We Need a Socialist Trade Policy
Tariffs and other forms of protectionism often hurt workers — and trade can help produce good paying, sustainable jobs. But we need to build a trade policy that benefits both US workers and workers in developing countries.

US president Donald Trump addresses the United Nations General Assembly at UN headquarters on September 24, 2019 in New York City. Drew Angerer / Getty Images
“The future does not belong to globalists. The future belongs to patriots,” Donald Trump declared at the seventy-fourth session of the UN General Assembly in September. “Globalists exerted a religious pull over past leaders, causing them to ignore their own national interests. But as far as America is concerned,” he continued, “those days are over.”

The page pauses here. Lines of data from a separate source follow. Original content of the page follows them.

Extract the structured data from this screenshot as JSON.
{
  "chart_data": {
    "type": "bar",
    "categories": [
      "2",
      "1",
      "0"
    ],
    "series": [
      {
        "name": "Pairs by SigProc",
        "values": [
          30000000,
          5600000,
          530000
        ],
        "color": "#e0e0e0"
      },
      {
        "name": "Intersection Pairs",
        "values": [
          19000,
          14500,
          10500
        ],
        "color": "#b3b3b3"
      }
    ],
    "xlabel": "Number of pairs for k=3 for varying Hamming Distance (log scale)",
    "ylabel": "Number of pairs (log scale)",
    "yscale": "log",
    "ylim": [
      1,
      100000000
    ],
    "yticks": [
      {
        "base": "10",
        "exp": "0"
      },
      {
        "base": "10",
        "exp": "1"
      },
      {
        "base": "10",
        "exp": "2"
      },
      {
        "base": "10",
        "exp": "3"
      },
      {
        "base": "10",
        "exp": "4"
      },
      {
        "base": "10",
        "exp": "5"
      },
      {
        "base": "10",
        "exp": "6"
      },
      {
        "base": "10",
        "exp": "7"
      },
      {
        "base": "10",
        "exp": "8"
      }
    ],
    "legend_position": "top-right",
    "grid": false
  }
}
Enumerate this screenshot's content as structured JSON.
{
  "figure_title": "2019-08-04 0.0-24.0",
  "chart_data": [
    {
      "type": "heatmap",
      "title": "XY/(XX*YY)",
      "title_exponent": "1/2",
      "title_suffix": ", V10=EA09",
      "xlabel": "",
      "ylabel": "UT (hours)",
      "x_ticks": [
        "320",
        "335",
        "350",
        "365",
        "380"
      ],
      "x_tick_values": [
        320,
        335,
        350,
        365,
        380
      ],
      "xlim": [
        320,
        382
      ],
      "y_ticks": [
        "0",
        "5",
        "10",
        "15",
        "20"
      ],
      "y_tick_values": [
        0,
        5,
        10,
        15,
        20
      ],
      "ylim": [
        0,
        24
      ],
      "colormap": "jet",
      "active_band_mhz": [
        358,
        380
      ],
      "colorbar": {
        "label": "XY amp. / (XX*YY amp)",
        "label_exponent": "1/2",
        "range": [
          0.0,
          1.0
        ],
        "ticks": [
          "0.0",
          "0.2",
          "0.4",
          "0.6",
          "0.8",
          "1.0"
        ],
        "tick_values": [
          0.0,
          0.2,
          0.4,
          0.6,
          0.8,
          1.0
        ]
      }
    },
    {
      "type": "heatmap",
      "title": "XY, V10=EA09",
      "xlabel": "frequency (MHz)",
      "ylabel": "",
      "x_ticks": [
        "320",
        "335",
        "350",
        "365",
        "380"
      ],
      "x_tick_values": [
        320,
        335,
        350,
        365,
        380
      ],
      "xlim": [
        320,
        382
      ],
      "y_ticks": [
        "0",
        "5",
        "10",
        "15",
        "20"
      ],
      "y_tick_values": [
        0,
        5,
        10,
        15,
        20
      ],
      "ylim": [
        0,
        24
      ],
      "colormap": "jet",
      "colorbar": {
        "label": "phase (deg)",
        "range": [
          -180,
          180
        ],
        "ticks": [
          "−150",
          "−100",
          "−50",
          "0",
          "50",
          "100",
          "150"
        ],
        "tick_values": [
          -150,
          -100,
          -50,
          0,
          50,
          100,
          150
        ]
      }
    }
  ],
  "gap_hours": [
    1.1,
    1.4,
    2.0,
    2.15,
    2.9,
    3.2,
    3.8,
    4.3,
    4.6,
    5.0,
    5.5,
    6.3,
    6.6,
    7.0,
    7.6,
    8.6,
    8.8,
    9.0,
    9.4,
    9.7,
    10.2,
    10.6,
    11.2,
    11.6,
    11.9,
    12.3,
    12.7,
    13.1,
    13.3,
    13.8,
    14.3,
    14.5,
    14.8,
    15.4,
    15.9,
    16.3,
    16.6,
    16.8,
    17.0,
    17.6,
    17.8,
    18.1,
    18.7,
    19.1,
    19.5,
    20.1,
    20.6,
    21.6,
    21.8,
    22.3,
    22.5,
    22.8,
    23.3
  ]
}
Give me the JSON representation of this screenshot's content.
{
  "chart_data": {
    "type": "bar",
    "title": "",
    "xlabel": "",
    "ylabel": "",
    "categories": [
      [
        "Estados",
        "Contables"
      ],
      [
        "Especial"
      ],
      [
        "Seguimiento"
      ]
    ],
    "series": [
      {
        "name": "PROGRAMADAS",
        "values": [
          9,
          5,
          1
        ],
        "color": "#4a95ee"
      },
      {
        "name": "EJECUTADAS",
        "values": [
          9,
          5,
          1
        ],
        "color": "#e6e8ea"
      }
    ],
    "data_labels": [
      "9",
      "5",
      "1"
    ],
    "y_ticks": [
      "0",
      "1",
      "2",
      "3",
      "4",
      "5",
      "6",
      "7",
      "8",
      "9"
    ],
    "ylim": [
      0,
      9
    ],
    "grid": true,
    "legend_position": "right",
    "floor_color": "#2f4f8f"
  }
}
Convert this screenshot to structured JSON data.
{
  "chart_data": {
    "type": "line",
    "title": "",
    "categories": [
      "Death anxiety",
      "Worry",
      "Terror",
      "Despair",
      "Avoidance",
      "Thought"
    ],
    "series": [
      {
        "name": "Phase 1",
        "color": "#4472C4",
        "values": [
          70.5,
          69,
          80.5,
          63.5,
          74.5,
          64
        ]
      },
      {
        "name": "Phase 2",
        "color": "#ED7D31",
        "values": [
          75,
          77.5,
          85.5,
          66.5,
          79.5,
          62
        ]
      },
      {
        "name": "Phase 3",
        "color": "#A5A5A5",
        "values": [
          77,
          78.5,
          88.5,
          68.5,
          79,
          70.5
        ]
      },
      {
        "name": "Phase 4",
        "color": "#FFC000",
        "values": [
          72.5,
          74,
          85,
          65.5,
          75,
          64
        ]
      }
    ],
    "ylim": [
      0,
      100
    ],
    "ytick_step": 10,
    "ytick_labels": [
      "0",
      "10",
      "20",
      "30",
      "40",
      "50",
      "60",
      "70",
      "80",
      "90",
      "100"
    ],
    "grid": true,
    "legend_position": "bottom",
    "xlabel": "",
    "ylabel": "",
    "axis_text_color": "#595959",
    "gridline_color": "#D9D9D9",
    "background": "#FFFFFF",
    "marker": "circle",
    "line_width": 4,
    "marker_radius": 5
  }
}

Trump’s paean to nationalist isolationism is part of a broader effort — albeit haphazard, contradictory, and often solely rhetorical — by the president to develop his own “America First” program, to reorient global capitalism to protect the United States from those who “seek conquest and domination.” The centerpiece of this effort is his trade war with China.
“Trade wars are good, and easy to win,” tweeted Trump in March 2018. More than a year and a half later, negotiations between the United States and China have been a roller coaster of escalation and de-escalation, with no end in sight. So far, the United States has imposed 25 percent tariffs on $250 billion of Chinese imports and 15 percent tariffs on a further $125 billion. Trump has threatened an additional 15 percent tariffs on a fresh $156 billion slate of goods in December if a trade deal hasn’t been reached.